In a moment all the self-engrossment of her bashfulness was gone. Her mind had turned on another subject with such speed and completeness that David's kiss and her anger might have taken place in another world in a previous age. Her faculties leaped to the sudden call like a liberated spring, and her orders burst on Daddy John:
"In the back of the wagon, under the corn meal. It was moved when we crossed the Big Blue. Take out the extra blankets and the medicine chest. That's in the front corner, near my clothes, under the seat. A chill—out here in the wilderness!"
David turned to soothe her:
"Don't be worried. A chill's natural enough after such a wetting."
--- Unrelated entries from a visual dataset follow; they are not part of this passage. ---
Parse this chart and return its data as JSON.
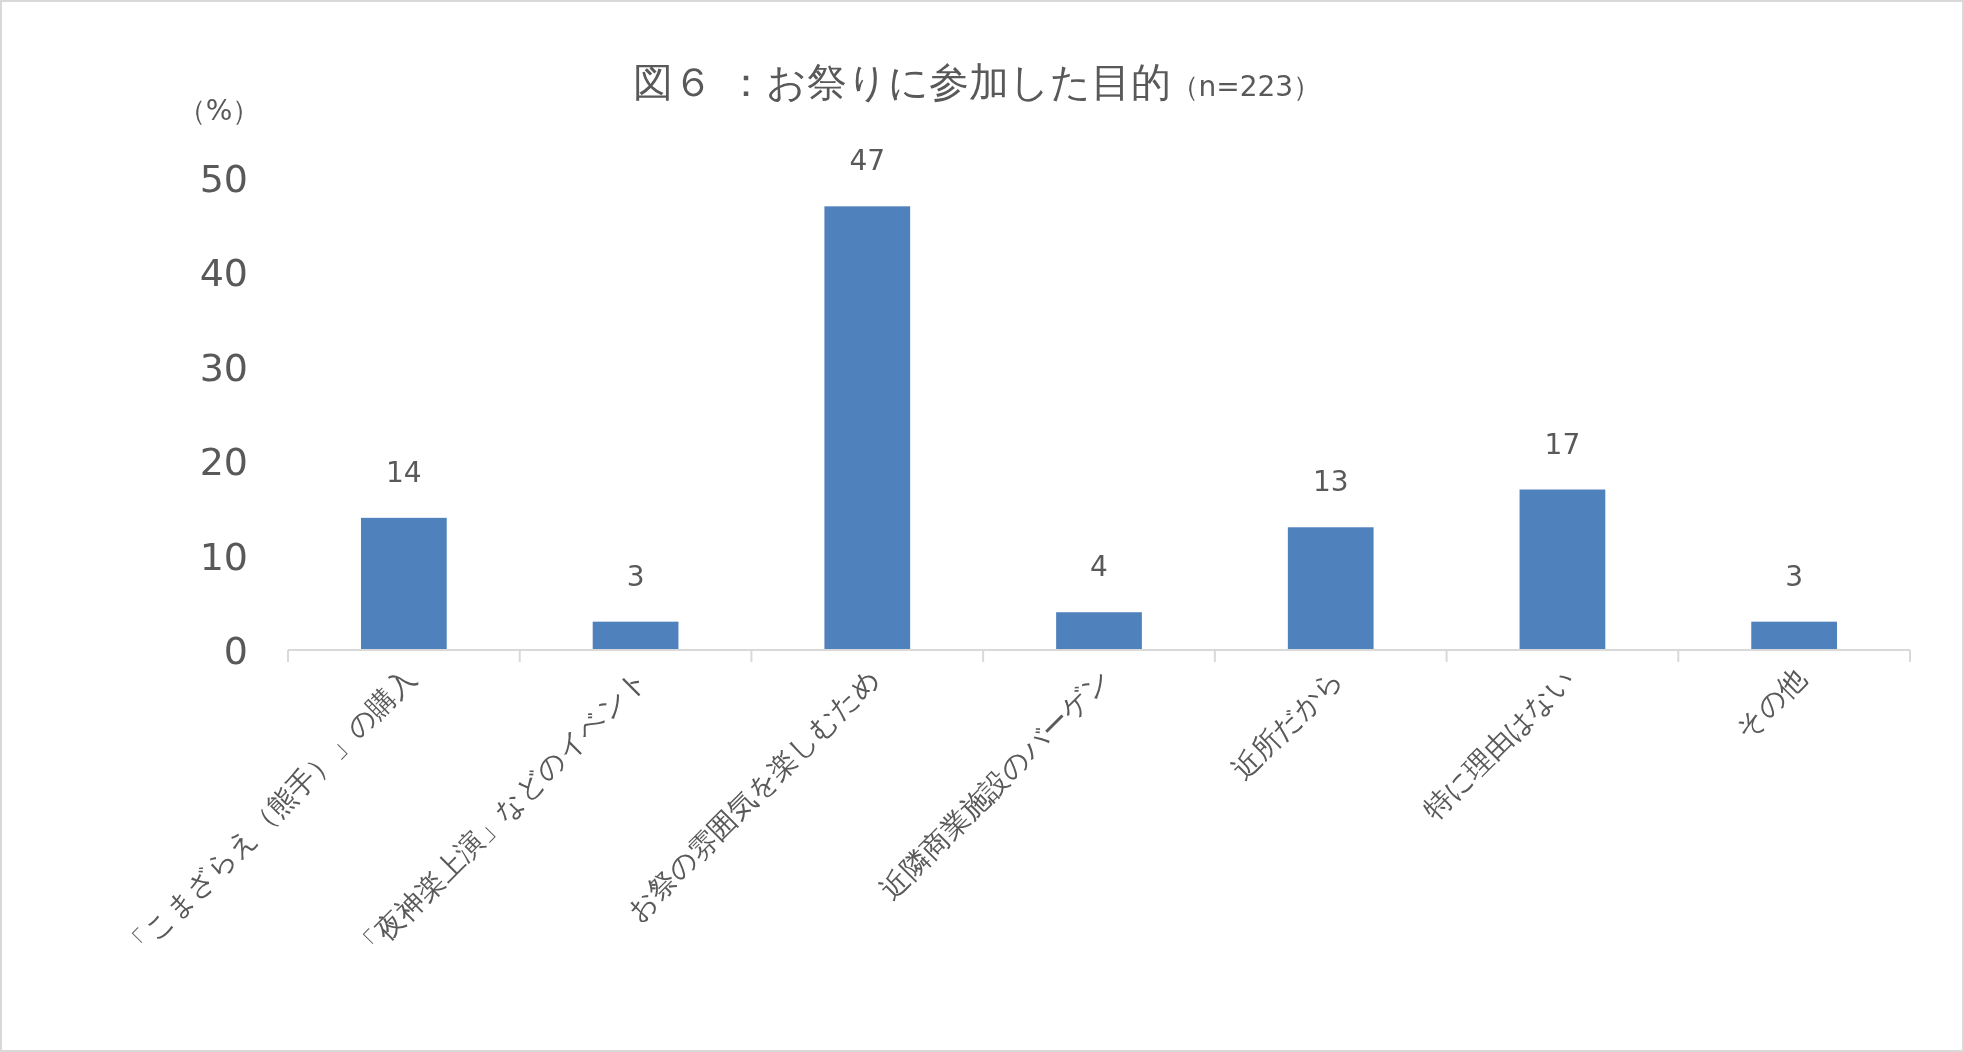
{
  "chart_data": {
    "type": "bar",
    "title": "図６ ：お祭りに参加した目的",
    "subtitle": "（n=223）",
    "ylabel": "（%）",
    "categories": [
      "「こまざらえ（熊手）」の購入",
      "「夜神楽上演」などのイベント",
      "お祭の雰囲気を楽しむため",
      "近隣商業施設のバーゲン",
      "近所だから",
      "特に理由はない",
      "その他"
    ],
    "values": [
      14,
      3,
      47,
      4,
      13,
      17,
      3
    ],
    "color": "#4f81bd",
    "ylim": [
      0,
      50
    ],
    "yticks": [
      0,
      10,
      20,
      30,
      40,
      50
    ],
    "data_labels": true
  }
}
She shot a quick, hard glance at him, and he felt ignominiously repulsed. In its preoccupation her face had no recognition of him, not only as a lover but as a human being. Her eyes, under low-drawn brows, stared for a second into his with the unseeing intentness of inward thought. Her struggles to avoid his kiss were not half so chilling. Further solacing words died on his lips.
"It's the worst possible thing that could happen to him. Everybody knows that"—then she looked after Daddy John. "Get the whisky at once," she called. "I'll find the medicines."
"Can't I help?" the young man implored.